Nela, Adorno busca desenvolver em forma de aforismo a crítica que vai da vida cotidiana aos valores mais profundos e ideológicos da sociedade americana. Eis aqui um certo paradoxo: em algum sentido, ainda que seja bastante crítico da obra de Lukács [1] , Adorno contraditoriamente parece desenvolver por outras vias, no plano americano, algo da pista que Lukács havia indicado ao final de seu livro (reproduzido acima). Nessas reflexões de Adorno, abordam-se distintos traços do americanismo e a reificação da vida, mas ainda não como a expressão do “irracionalismo” no sentido lukacsiano, da análise da tradição filosófica do país – já que nos EUA, conforme o próprio Adorno apontava, a tradição filosófica estava muito mais influenciada pelo pragmatismo, o positivismo e o estrutural-funcionalismo.

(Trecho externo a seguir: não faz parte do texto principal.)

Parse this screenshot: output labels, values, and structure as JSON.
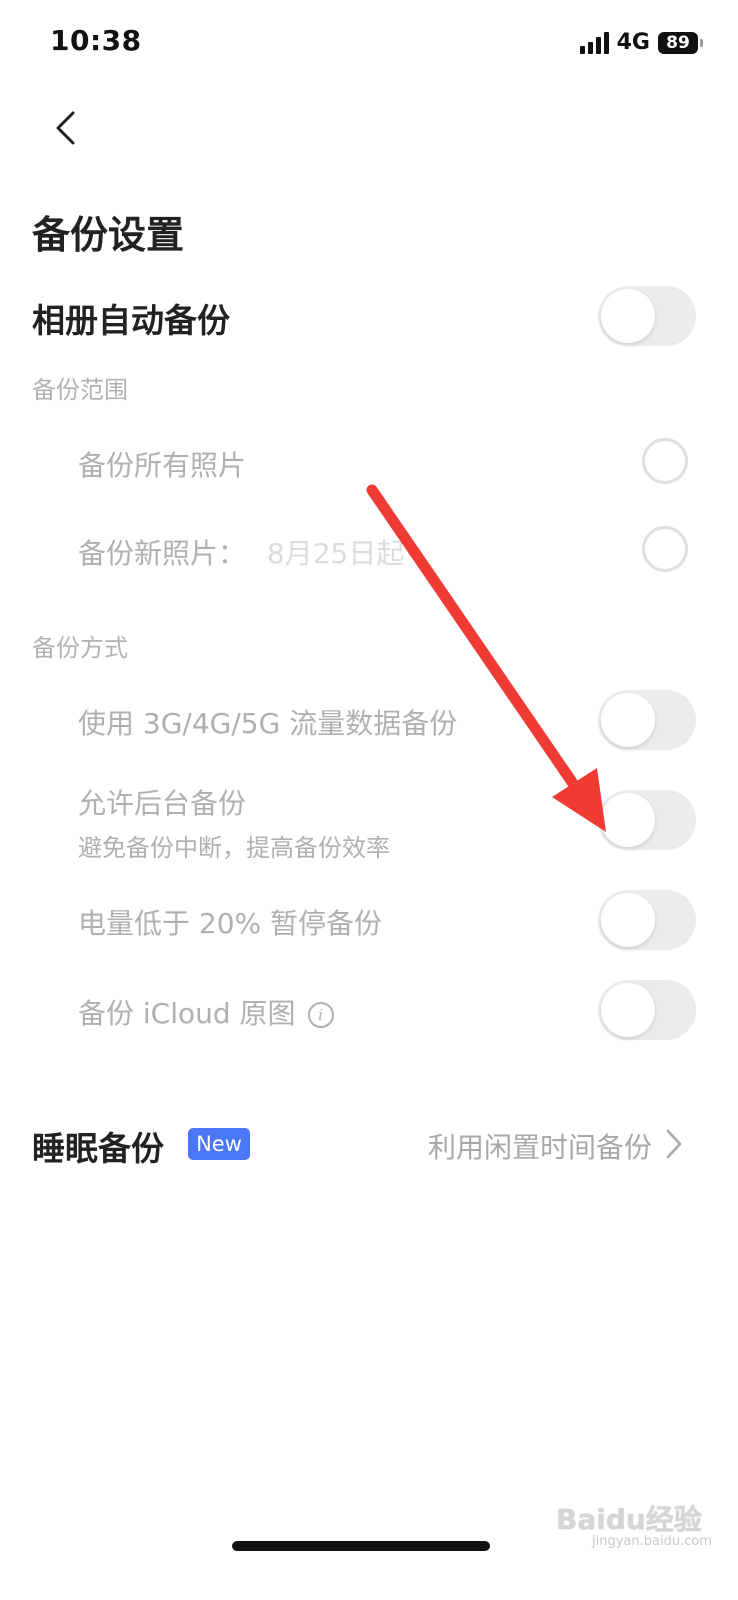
{
  "status_bar": {
    "time": "10:38",
    "network": "4G",
    "battery": "89"
  },
  "header": {
    "title": "备份设置"
  },
  "album_backup": {
    "label": "相册自动备份",
    "enabled": false
  },
  "backup_range": {
    "section_label": "备份范围",
    "all_photos_label": "备份所有照片",
    "new_photos_label": "备份新照片：",
    "new_photos_date": "8月25日起"
  },
  "backup_method": {
    "section_label": "备份方式",
    "mobile_data_label": "使用 3G/4G/5G 流量数据备份",
    "background_label": "允许后台备份",
    "background_sub": "避免备份中断，提高备份效率",
    "low_battery_label": "电量低于 20% 暂停备份",
    "icloud_label": "备份 iCloud 原图"
  },
  "sleep_backup": {
    "label": "睡眠备份",
    "badge": "New",
    "hint": "利用闲置时间备份"
  },
  "watermark": {
    "brand": "Baidu经验",
    "site": "jingyan.baidu.com"
  },
  "colors": {
    "annotation_arrow": "#f03b35",
    "badge": "#4a77f5",
    "toggle_off": "#ececef"
  }
}
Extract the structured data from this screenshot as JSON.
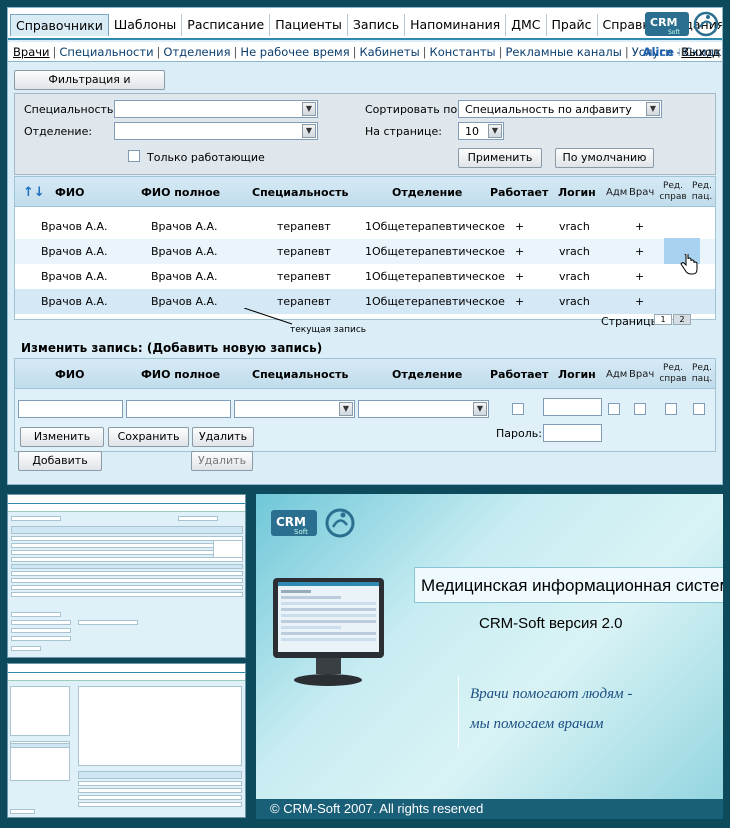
{
  "top_menu": [
    "Справочники",
    "Шаблоны",
    "Расписание",
    "Пациенты",
    "Запись",
    "Напоминания",
    "ДМС",
    "Прайс",
    "Справка",
    "Задания"
  ],
  "logo": {
    "text": "CRM",
    "sub": "Soft"
  },
  "sub_menu": [
    "Врачи",
    "Специальности",
    "Отделения",
    "Не рабочее время",
    "Кабинеты",
    "Константы",
    "Рекламные каналы",
    "Услуги - Скидки"
  ],
  "user": "Alice",
  "exit": "Выход",
  "filter_button": "Фильтрация и сортировка",
  "filter": {
    "specialty_label": "Специальность:",
    "department_label": "Отделение:",
    "only_working_label": "Только работающие",
    "sort_label": "Сортировать по:",
    "sort_value": "Специальность по алфавиту",
    "per_page_label": "На странице:",
    "per_page_value": "10",
    "apply": "Применить",
    "default": "По умолчанию"
  },
  "table": {
    "sort_icon": "↑↓",
    "headers": {
      "fio": "ФИО",
      "fio_full": "ФИО полное",
      "specialty": "Специальность",
      "department": "Отделение",
      "working": "Работает",
      "login": "Логин",
      "adm": "Адм",
      "doctor": "Врач",
      "edit_ref_1": "Ред.",
      "edit_ref_2": "справ",
      "edit_pat_1": "Ред.",
      "edit_pat_2": "пац."
    },
    "rows": [
      {
        "fio": "Врачов А.А.",
        "fio_full": "Врачов А.А.",
        "specialty": "терапевт",
        "department": "1Общетерапевтическое",
        "working": "+",
        "login": "vrach",
        "doctor": "+"
      },
      {
        "fio": "Врачов А.А.",
        "fio_full": "Врачов А.А.",
        "specialty": "терапевт",
        "department": "1Общетерапевтическое",
        "working": "+",
        "login": "vrach",
        "doctor": "+"
      },
      {
        "fio": "Врачов А.А.",
        "fio_full": "Врачов А.А.",
        "specialty": "терапевт",
        "department": "1Общетерапевтическое",
        "working": "+",
        "login": "vrach",
        "doctor": "+"
      },
      {
        "fio": "Врачов А.А.",
        "fio_full": "Врачов А.А.",
        "specialty": "терапевт",
        "department": "1Общетерапевтическое",
        "working": "+",
        "login": "vrach",
        "doctor": "+"
      }
    ],
    "current_record_note": "текущая запись",
    "pages_label": "Страницы",
    "pages": [
      "1",
      "2"
    ]
  },
  "edit": {
    "title": "Изменить запись: (Добавить новую запись)",
    "password_label": "Пароль:",
    "change": "Изменить",
    "save": "Сохранить",
    "delete": "Удалить",
    "add": "Добавить",
    "delete2": "Удалить"
  },
  "promo": {
    "title": "Медицинская информационная система",
    "version": "CRM-Soft   версия 2.0",
    "slogan_1": "Врачи помогают людям -",
    "slogan_2": "мы помогаем врачам",
    "footer": "© CRM-Soft 2007. All rights reserved"
  },
  "colors": {
    "accent": "#2e8ab0",
    "footer": "#1a5f78",
    "background": "#0d4a5c"
  }
}
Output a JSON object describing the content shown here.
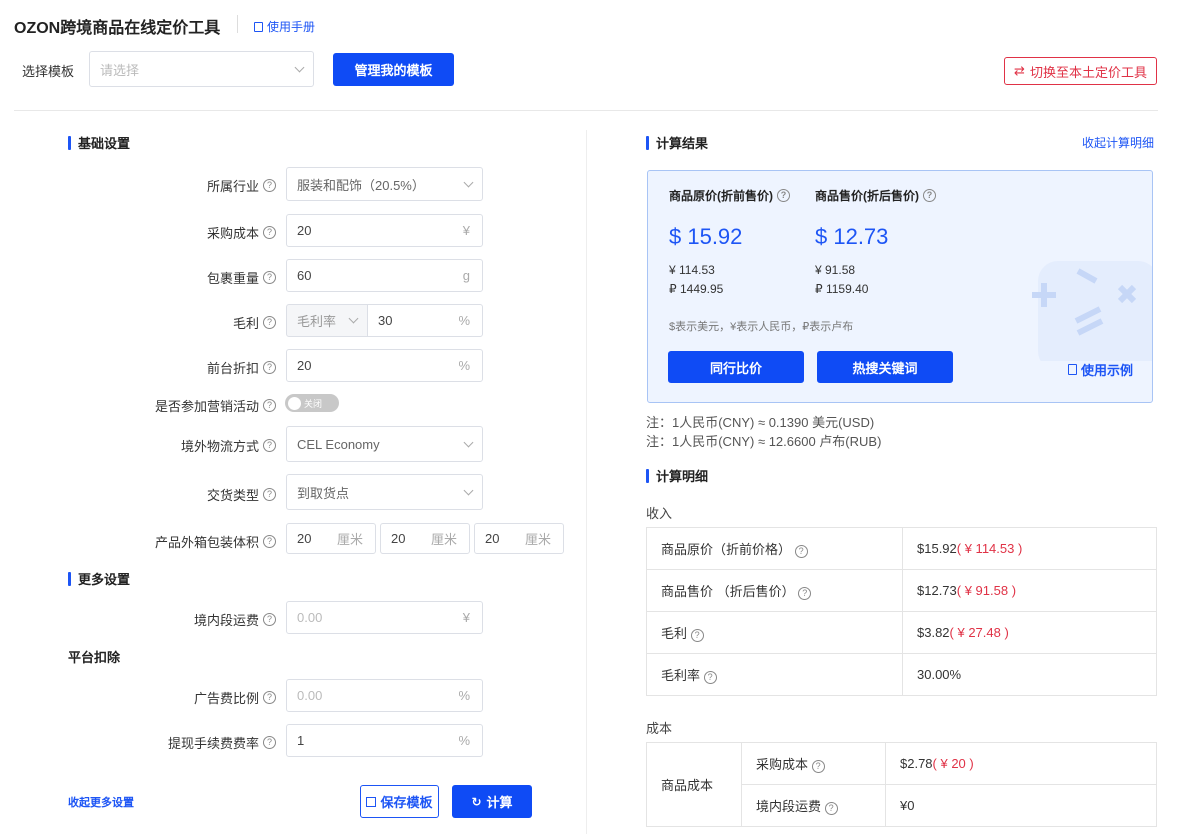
{
  "header": {
    "title": "OZON跨境商品在线定价工具",
    "manual_link": "使用手册",
    "template_label": "选择模板",
    "template_placeholder": "请选择",
    "manage_template_button": "管理我的模板",
    "switch_button": "切换至本土定价工具"
  },
  "basic": {
    "section_title": "基础设置",
    "industry": {
      "label": "所属行业",
      "value": "服装和配饰（20.5%）"
    },
    "purchase_cost": {
      "label": "采购成本",
      "value": "20",
      "unit": "¥"
    },
    "weight": {
      "label": "包裹重量",
      "value": "60",
      "unit": "g"
    },
    "margin": {
      "label": "毛利",
      "mode": "毛利率",
      "value": "30",
      "unit": "%"
    },
    "discount": {
      "label": "前台折扣",
      "value": "20",
      "unit": "%"
    },
    "promo": {
      "label": "是否参加营销活动",
      "toggle_text": "关闭"
    },
    "logistics": {
      "label": "境外物流方式",
      "value": "CEL Economy"
    },
    "delivery": {
      "label": "交货类型",
      "value": "到取货点"
    },
    "volume": {
      "label": "产品外箱包装体积",
      "dims": [
        "20",
        "20",
        "20"
      ],
      "unit": "厘米"
    }
  },
  "more": {
    "section_title": "更多设置",
    "domestic_freight": {
      "label": "境内段运费",
      "placeholder": "0.00",
      "unit": "¥"
    },
    "platform_title": "平台扣除",
    "ad_ratio": {
      "label": "广告费比例",
      "placeholder": "0.00",
      "unit": "%"
    },
    "withdraw_fee": {
      "label": "提现手续费费率",
      "value": "1",
      "unit": "%"
    },
    "collapse_link": "收起更多设置",
    "save_button": "保存模板",
    "calc_button": "计算"
  },
  "result": {
    "section_title": "计算结果",
    "collapse_link": "收起计算明细",
    "original": {
      "label": "商品原价(折前售价)",
      "usd": "$ 15.92",
      "cny": "¥ 114.53",
      "rub": "₽ 1449.95"
    },
    "sale": {
      "label": "商品售价(折后售价)",
      "usd": "$ 12.73",
      "cny": "¥ 91.58",
      "rub": "₽ 1159.40"
    },
    "legend": "$表示美元，¥表示人民币，₽表示卢布",
    "compare_button": "同行比价",
    "hot_button": "热搜关键词",
    "example_link": "使用示例",
    "note1": "注：1人民币(CNY) ≈ 0.1390 美元(USD)",
    "note2": "注：1人民币(CNY) ≈ 12.6600 卢布(RUB)"
  },
  "detail": {
    "section_title": "计算明细",
    "income_label": "收入",
    "income_rows": [
      {
        "label": "商品原价（折前价格）",
        "usd": "$15.92",
        "cny": "( ¥ 114.53 )"
      },
      {
        "label": "商品售价 （折后售价）",
        "usd": "$12.73",
        "cny": "( ¥ 91.58 )"
      },
      {
        "label": "毛利",
        "usd": "$3.82",
        "cny": "( ¥ 27.48 )"
      },
      {
        "label": "毛利率",
        "usd": "30.00%",
        "cny": ""
      }
    ],
    "cost_label": "成本",
    "cost_group": "商品成本",
    "cost_rows": [
      {
        "label": "采购成本",
        "usd": "$2.78",
        "cny": "( ¥ 20 )"
      },
      {
        "label": "境内段运费",
        "usd": "¥0",
        "cny": ""
      }
    ]
  },
  "colors": {
    "primary": "#0f4bf5",
    "accent_red": "#e03246",
    "result_bg": "#eef4ff"
  }
}
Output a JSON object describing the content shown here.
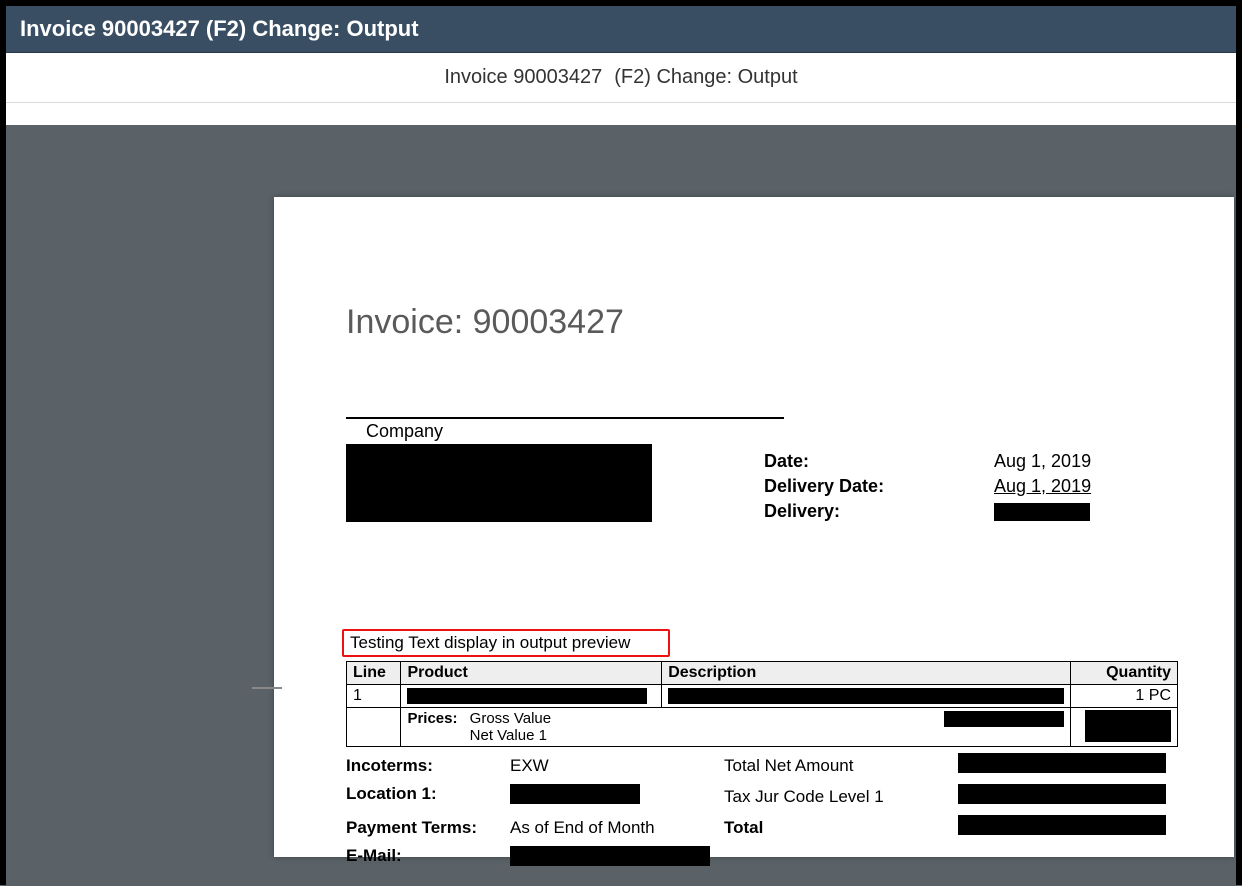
{
  "window": {
    "title": "Invoice 90003427 (F2) Change: Output"
  },
  "subheader": {
    "left": "Invoice 90003427",
    "right": "(F2) Change: Output"
  },
  "invoice": {
    "heading": "Invoice: 90003427",
    "company_label": "Company",
    "meta": {
      "date_label": "Date:",
      "date_value": "Aug 1, 2019",
      "delivery_date_label": "Delivery Date:",
      "delivery_date_value": "Aug 1, 2019",
      "delivery_label": "Delivery:"
    },
    "highlight_text": "Testing Text display in output preview",
    "table": {
      "headers": {
        "line": "Line",
        "product": "Product",
        "description": "Description",
        "quantity": "Quantity"
      },
      "rows": [
        {
          "line": "1",
          "quantity": "1 PC"
        }
      ],
      "prices_label": "Prices:",
      "price_lines": [
        "Gross Value",
        "Net Value 1"
      ]
    },
    "footer": {
      "incoterms_label": "Incoterms:",
      "incoterms_value": "EXW",
      "location1_label": "Location 1:",
      "payment_terms_label": "Payment Terms:",
      "payment_terms_value": "As of End of Month",
      "email_label": "E-Mail:",
      "total_net_label": "Total Net Amount",
      "tax_label": "Tax Jur Code Level 1",
      "total_label": "Total"
    }
  }
}
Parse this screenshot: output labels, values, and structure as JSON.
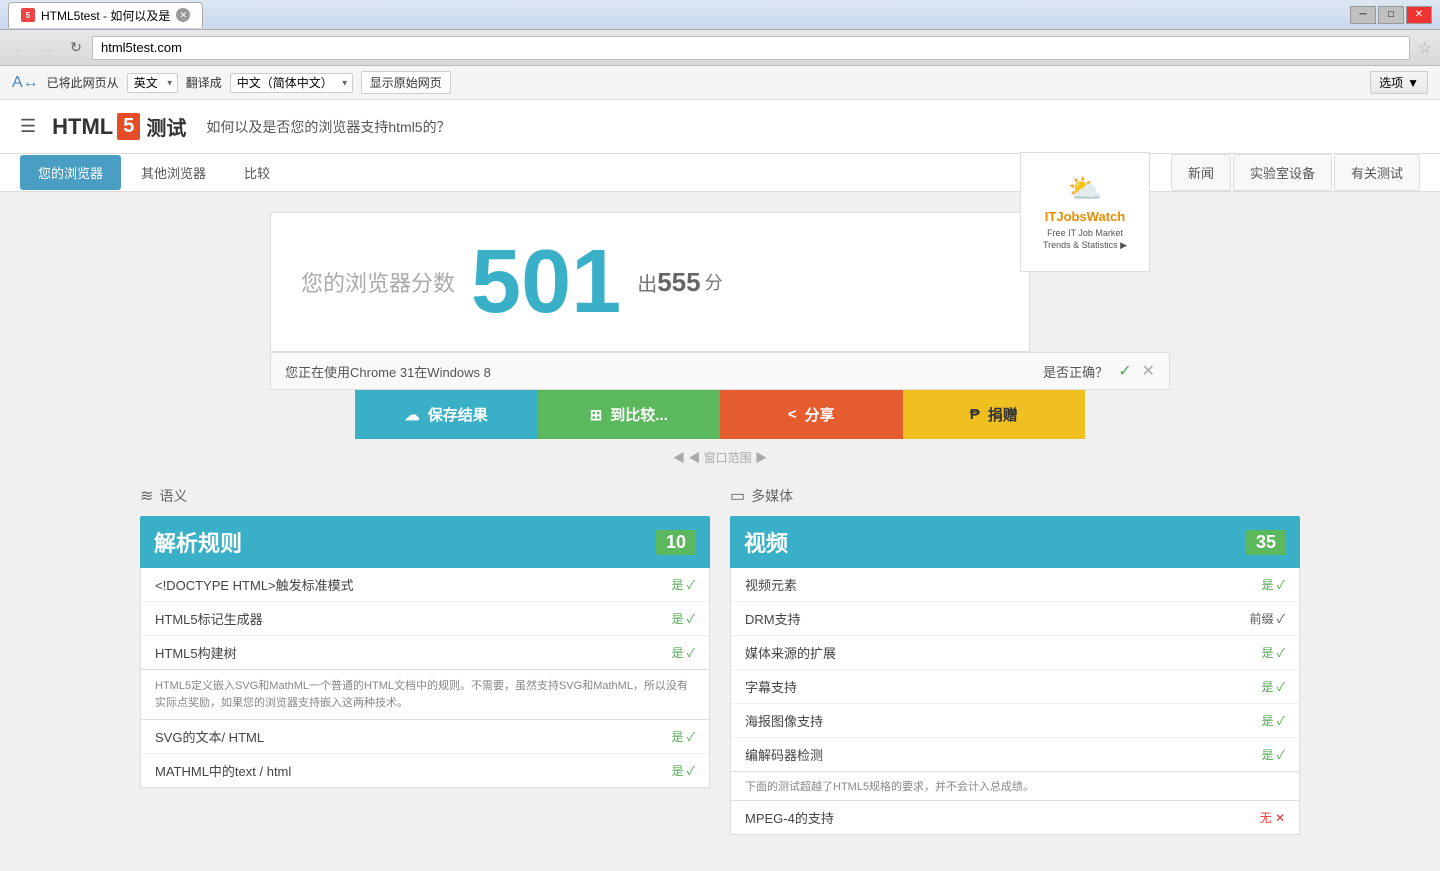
{
  "browser": {
    "tab_label": "HTML5test - 如何以及是",
    "tab_favicon": "5",
    "url": "html5test.com",
    "win_minimize": "─",
    "win_maximize": "□",
    "win_close": "✕"
  },
  "translate_bar": {
    "prefix": "已将此网页从",
    "from_lang": "英文",
    "middle": "翻译成",
    "to_lang": "中文（简体中文）",
    "show_original": "显示原始网页",
    "options": "选项"
  },
  "site": {
    "html_text": "HTML",
    "badge": "5",
    "test_label": "测试",
    "tagline": "如何以及是否您的浏览器支持html5的？"
  },
  "nav": {
    "tabs_left": [
      "您的浏览器",
      "其他浏览器",
      "比较"
    ],
    "active_tab": 0,
    "tabs_right": [
      "新闻",
      "实验室设备",
      "有关测试"
    ]
  },
  "score": {
    "label": "您的浏览器分数",
    "number": "501",
    "out_text": "出",
    "max": "555",
    "suffix": "分"
  },
  "ad": {
    "title": "ITJobsWatch",
    "subtitle": "Free IT Job Market\nTrends & Statistics"
  },
  "sys_info": {
    "text": "您正在使用Chrome 31在Windows 8",
    "correct_label": "是否正确？"
  },
  "actions": [
    {
      "icon": "☁",
      "label": "保存结果",
      "class": "btn-save"
    },
    {
      "icon": "⊞",
      "label": "到比较...",
      "class": "btn-compare"
    },
    {
      "icon": "⟨⟩",
      "label": "分享",
      "class": "btn-share"
    },
    {
      "icon": "₱",
      "label": "捐赠",
      "class": "btn-donate"
    }
  ],
  "scroll_hint": "◀ 窗口范围 ▶",
  "sections": [
    {
      "col_label": "语义",
      "col_icon": "≋",
      "blocks": [
        {
          "title": "解析规则",
          "score": "10",
          "items": [
            {
              "label": "<!DOCTYPE HTML>触发标准模式",
              "status": "是",
              "type": "yes"
            },
            {
              "label": "HTML5标记生成器",
              "status": "是",
              "type": "yes"
            },
            {
              "label": "HTML5构建树",
              "status": "是",
              "type": "yes"
            }
          ],
          "note": "HTML5定义嵌入SVG和MathML一个普通的HTML文档中的规则。不需要，虽然支持SVG和MathML，所以没有实际点奖励，如果您的浏览器支持嵌入这两种技术。",
          "extra_items": [
            {
              "label": "SVG的文本/ HTML",
              "status": "是",
              "type": "yes"
            },
            {
              "label": "MATHML中的text / html",
              "status": "是",
              "type": "yes"
            }
          ]
        }
      ]
    },
    {
      "col_label": "多媒体",
      "col_icon": "▭",
      "blocks": [
        {
          "title": "视频",
          "score": "35",
          "items": [
            {
              "label": "视频元素",
              "status": "是",
              "type": "yes"
            },
            {
              "label": "DRM支持",
              "status": "前缀",
              "type": "partial"
            },
            {
              "label": "媒体来源的扩展",
              "status": "是",
              "type": "yes"
            },
            {
              "label": "字幕支持",
              "status": "是",
              "type": "yes"
            },
            {
              "label": "海报图像支持",
              "status": "是",
              "type": "yes"
            },
            {
              "label": "编解码器检测",
              "status": "是",
              "type": "yes"
            }
          ],
          "extra_note": "下面的测试超越了HTML5规格的要求，并不会计入总成绩。",
          "extra_items": [
            {
              "label": "MPEG-4的支持",
              "status": "无",
              "type": "no"
            }
          ]
        }
      ]
    }
  ]
}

Mas no sentido que propõe Lukács para pensar o pós-guerra e as raízes sociais e teóricas do “século americano”, a reflexão de Adorno é densa e implacável contra as formas de manifestação das contradições do capital, que estava imbuído ainda de certa dose de entusiasmo burguês e incentivado pelos anseios da afirmação do sistema na "guerra fria”. Acontece que tanto nas indicações de Lukács, quanto no desenvolvimento de Adorno, o “americanismo” que estão criticando, o que seria o centro filosófico e material do irracionalismo no período do pós-guerra, é ainda de um capitalismo advindo do “boom” econômico que pode ocorrer, por um lado, pela destruição das forças produtivas na guerra e, por outro lado, da evolução tecnológica e produtiva, tendo sua marca simbólica o “toyotismo japonês”.
Para exemplificar o raciocínio adorniano, podemos retomar uma das passagens de sua obra de 1951, quando joga com as palavras num dos aforismos que nomeia como “Entre sem bater”, no qual expressando como essa reificação invade o cotidiano diz:
“A tecnificação torna entrementes os gestos precisos e rudes, e com isso os homens. Ela expulsa dos movimentos toda hesitação, toda ponderação, toda urbanidade. Decisivas são as exigências irreconciliáveis e como que a-históricas das coisas. Desaprende-se a fechar uma porta com suavidade e cuidado e mesmo assim com firmeza. Quando são portas de carros e geladeiras, é preciso batê-las (ADORNO, 2008, p. 36)”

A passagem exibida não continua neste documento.